(Istanbul) Le président turc Recep Tayyip Erdogan a assuré dimanche que son pays était disposé à entamer un dialogue avec l’Arménie, mais qu’Erevan devait permettre un transit sans encombre entre l’Azerbaïdjan et son enclave du Nakhitchevan, dans le sud-ouest de l’Arménie.

Agence France-Presse

La Turquie et l’Arménie n’ont jamais établi de relations diplomatiques et leur frontière est fermée depuis les années 1990.

Le premier ministre arménien Nikol Pachinian s’était dit « prêt » début septembre à des pourparlers avec la Turquie.

PHOTO BERTRAND GUAY, ARCHIVES AGENCE FRANCE-PRESSE

Le premier ministre arménien, Nikol Pachinian

« S’il [Pachinian] veut rencontrer Tayyip Erdogan, alors certaines mesures doivent être prises », a déclaré à des journalistes le président turc, à l’aéroport d’Istanbul, avant de quitter le pays pour participer à New York à l’assemblée générale des Nations unies.

« Nous ne sommes pas fermés à des discussions […], mais j’espère qu’une approche positive prévaudra, que les difficultés entre l’Azerbaïdjan et l’Arménie seront surmontées par l’ouverture de corridors », a-t-il ajouté.

Le président turc faisait référence à la création d’un corridor reliant l’Azerbaïdjan et l’enclave azerbaïdjanaise de Nakhitchevan, dans le sud-ouest de l’Arménie, frontalière de la Turquie et de l’Iran.  

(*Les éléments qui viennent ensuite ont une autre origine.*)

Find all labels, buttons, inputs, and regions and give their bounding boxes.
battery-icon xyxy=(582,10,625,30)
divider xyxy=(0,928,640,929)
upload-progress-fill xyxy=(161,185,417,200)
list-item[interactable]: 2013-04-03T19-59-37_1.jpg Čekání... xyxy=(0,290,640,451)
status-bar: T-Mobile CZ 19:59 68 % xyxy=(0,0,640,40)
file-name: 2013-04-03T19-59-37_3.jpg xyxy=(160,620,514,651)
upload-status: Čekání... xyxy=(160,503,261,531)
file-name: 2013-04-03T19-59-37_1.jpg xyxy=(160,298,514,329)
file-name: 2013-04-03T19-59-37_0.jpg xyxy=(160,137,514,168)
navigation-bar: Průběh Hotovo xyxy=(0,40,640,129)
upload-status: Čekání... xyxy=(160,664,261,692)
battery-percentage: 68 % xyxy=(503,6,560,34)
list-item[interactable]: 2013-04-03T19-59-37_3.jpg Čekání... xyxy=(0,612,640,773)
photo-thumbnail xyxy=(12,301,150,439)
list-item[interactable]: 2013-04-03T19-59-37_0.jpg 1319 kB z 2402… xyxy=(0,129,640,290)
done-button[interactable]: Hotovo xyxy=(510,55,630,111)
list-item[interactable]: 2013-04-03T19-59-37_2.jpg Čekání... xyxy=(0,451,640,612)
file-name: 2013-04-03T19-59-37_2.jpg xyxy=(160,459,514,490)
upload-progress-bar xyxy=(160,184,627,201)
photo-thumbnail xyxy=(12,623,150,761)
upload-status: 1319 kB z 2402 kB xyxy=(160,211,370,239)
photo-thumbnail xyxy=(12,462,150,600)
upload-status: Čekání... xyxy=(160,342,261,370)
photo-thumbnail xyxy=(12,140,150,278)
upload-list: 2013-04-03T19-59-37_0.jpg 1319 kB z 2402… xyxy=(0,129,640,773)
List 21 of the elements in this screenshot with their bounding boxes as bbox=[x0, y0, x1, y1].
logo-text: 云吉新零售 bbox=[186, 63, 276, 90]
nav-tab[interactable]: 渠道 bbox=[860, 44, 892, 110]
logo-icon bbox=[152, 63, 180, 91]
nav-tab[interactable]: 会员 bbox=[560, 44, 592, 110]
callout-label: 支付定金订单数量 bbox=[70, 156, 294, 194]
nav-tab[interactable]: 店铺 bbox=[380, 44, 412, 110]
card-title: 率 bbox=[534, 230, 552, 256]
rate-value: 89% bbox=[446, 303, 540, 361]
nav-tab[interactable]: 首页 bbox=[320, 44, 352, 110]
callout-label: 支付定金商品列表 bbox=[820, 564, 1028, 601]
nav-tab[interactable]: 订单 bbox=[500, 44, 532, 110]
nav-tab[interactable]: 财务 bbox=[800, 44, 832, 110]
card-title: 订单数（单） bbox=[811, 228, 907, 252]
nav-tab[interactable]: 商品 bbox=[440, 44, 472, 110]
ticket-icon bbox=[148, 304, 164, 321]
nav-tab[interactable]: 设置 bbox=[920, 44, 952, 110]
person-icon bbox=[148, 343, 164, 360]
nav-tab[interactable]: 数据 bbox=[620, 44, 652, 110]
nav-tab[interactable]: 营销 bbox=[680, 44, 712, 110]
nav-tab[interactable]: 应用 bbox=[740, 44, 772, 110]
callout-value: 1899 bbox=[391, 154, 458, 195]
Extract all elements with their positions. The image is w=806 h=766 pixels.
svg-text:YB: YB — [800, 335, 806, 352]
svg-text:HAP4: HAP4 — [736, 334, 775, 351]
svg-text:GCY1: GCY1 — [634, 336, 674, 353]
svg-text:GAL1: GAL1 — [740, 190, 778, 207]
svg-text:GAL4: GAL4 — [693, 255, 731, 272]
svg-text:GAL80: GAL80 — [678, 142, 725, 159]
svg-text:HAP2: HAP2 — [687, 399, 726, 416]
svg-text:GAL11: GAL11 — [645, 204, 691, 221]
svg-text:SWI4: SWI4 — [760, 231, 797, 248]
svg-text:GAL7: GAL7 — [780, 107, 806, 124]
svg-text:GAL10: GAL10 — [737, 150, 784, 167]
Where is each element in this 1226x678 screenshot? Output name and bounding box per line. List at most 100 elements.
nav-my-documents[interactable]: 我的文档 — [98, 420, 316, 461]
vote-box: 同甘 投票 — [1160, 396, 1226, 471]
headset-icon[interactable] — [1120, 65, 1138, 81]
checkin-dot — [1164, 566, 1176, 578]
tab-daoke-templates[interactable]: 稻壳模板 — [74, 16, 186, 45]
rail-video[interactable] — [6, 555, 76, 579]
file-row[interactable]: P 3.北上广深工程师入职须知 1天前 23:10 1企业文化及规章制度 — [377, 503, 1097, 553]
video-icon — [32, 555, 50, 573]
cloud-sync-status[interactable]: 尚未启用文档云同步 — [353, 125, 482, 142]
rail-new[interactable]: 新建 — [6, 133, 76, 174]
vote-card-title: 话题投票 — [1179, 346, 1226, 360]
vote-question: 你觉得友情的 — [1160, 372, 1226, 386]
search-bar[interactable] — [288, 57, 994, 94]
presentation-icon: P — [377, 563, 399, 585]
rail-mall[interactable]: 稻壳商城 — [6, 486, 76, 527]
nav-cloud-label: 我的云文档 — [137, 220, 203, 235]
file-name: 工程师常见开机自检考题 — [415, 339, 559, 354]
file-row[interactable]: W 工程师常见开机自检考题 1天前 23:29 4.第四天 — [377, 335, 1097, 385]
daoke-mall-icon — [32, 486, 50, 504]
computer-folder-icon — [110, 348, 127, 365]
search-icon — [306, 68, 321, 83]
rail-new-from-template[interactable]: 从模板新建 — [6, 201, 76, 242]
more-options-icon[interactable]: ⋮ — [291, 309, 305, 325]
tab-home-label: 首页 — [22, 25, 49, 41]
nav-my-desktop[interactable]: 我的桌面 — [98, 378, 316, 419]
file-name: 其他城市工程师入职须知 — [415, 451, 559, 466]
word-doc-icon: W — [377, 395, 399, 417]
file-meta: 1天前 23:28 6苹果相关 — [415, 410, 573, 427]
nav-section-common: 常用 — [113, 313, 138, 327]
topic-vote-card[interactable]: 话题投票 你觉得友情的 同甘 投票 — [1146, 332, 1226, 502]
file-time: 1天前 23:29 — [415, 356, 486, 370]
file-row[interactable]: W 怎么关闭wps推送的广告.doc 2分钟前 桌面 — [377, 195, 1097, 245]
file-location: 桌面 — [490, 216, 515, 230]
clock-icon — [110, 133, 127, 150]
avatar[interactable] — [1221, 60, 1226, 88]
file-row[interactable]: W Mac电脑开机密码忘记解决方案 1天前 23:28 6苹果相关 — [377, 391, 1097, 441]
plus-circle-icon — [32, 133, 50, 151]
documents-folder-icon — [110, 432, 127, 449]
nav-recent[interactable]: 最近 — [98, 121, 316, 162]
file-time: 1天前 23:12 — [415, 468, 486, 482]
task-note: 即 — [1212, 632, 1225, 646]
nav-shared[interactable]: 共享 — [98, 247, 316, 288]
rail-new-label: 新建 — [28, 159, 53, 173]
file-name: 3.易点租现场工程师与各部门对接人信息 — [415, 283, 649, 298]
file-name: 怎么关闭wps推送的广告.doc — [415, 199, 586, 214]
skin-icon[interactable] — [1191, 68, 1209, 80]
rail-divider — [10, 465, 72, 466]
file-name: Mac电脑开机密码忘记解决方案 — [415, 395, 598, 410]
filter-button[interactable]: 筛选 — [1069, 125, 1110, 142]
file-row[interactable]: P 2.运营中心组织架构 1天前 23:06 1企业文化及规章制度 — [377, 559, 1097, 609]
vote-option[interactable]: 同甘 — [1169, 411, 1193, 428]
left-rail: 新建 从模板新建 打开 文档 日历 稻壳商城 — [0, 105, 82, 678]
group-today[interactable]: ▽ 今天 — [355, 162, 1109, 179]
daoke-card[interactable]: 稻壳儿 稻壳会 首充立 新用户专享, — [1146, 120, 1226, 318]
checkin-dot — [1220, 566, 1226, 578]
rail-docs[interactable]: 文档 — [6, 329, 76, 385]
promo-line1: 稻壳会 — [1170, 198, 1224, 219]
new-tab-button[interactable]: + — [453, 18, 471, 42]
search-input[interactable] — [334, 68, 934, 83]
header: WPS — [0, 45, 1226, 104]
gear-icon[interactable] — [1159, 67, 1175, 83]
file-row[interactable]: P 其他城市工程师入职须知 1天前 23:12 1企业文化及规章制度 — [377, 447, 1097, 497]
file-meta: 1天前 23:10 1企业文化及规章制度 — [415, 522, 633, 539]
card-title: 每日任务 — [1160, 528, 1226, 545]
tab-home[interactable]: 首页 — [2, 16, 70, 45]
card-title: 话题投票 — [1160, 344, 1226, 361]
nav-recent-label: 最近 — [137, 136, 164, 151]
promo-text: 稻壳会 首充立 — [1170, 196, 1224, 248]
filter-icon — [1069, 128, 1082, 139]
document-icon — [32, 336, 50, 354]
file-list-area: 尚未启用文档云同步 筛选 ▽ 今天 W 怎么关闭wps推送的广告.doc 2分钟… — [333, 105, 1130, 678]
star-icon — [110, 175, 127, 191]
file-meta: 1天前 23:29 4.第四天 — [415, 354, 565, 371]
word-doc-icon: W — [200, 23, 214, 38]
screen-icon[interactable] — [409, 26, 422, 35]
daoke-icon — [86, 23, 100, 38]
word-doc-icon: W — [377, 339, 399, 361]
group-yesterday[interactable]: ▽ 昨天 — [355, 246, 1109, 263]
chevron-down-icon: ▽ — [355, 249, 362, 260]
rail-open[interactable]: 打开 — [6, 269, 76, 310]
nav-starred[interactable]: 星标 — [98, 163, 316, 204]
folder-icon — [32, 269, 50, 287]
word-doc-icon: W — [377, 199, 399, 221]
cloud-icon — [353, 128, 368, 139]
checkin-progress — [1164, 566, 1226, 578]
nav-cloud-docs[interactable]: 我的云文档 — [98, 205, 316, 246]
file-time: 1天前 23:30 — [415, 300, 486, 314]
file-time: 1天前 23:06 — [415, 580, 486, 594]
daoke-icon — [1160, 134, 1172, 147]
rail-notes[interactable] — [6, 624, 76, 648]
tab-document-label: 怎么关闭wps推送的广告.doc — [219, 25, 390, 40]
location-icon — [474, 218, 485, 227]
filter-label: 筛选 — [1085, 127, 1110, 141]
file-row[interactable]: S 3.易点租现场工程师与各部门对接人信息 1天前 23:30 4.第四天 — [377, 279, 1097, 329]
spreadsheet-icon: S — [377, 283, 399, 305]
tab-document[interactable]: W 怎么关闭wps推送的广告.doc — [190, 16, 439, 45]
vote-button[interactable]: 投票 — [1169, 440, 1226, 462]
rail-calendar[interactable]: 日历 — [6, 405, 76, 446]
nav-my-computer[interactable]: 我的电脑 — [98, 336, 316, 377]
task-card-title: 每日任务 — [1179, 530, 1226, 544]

La Turquie et l’Arménie entretiennent des relations tendues, notamment en raison du refus par Ankara de reconnaître le génocide des Arméniens par l’Empire ottoman pendant la Première Guerre mondiale.

La Turquie reconnaît des massacres, mais récuse le terme de génocide, évoquant une guerre civile en Anatolie doublée d’une famine, dans laquelle 300 000 à 500 000 Arméniens et autant de Turcs auraient trouvé la mort.

PHOTO MUSÉE DU GÉNOCIDE ARMÉNIEN, PAN PHOTO VIA ARCHIVES AP

Des historiens estiment qu’environ 1,5 million d’Arméniens ont été tués entre 1915 et 1917.

Les rapports entre les deux pays se sont encore durcis en raison du conflit militaire qui avait opposé à l’automne 2020 l’Arménie et l’Azerbaïdjan turcophone au Nagorny Karabakh, lors duquel Ankara avait appuyé Bakou.  

L’Arménie a alors dû céder d’importants territoires au Nagorny-Karabakh qu’elle avait contrôlé depuis des décennies, en vertu d’un cessez-le-feu négocié sous l’égide de Moscou qui a déployé des forces de maintien de la paix dans la région.

Durant la guerre, l’Arménie a accusé la Turquie d’être impliquée directement dans les combats, ce qu’Ankara dément.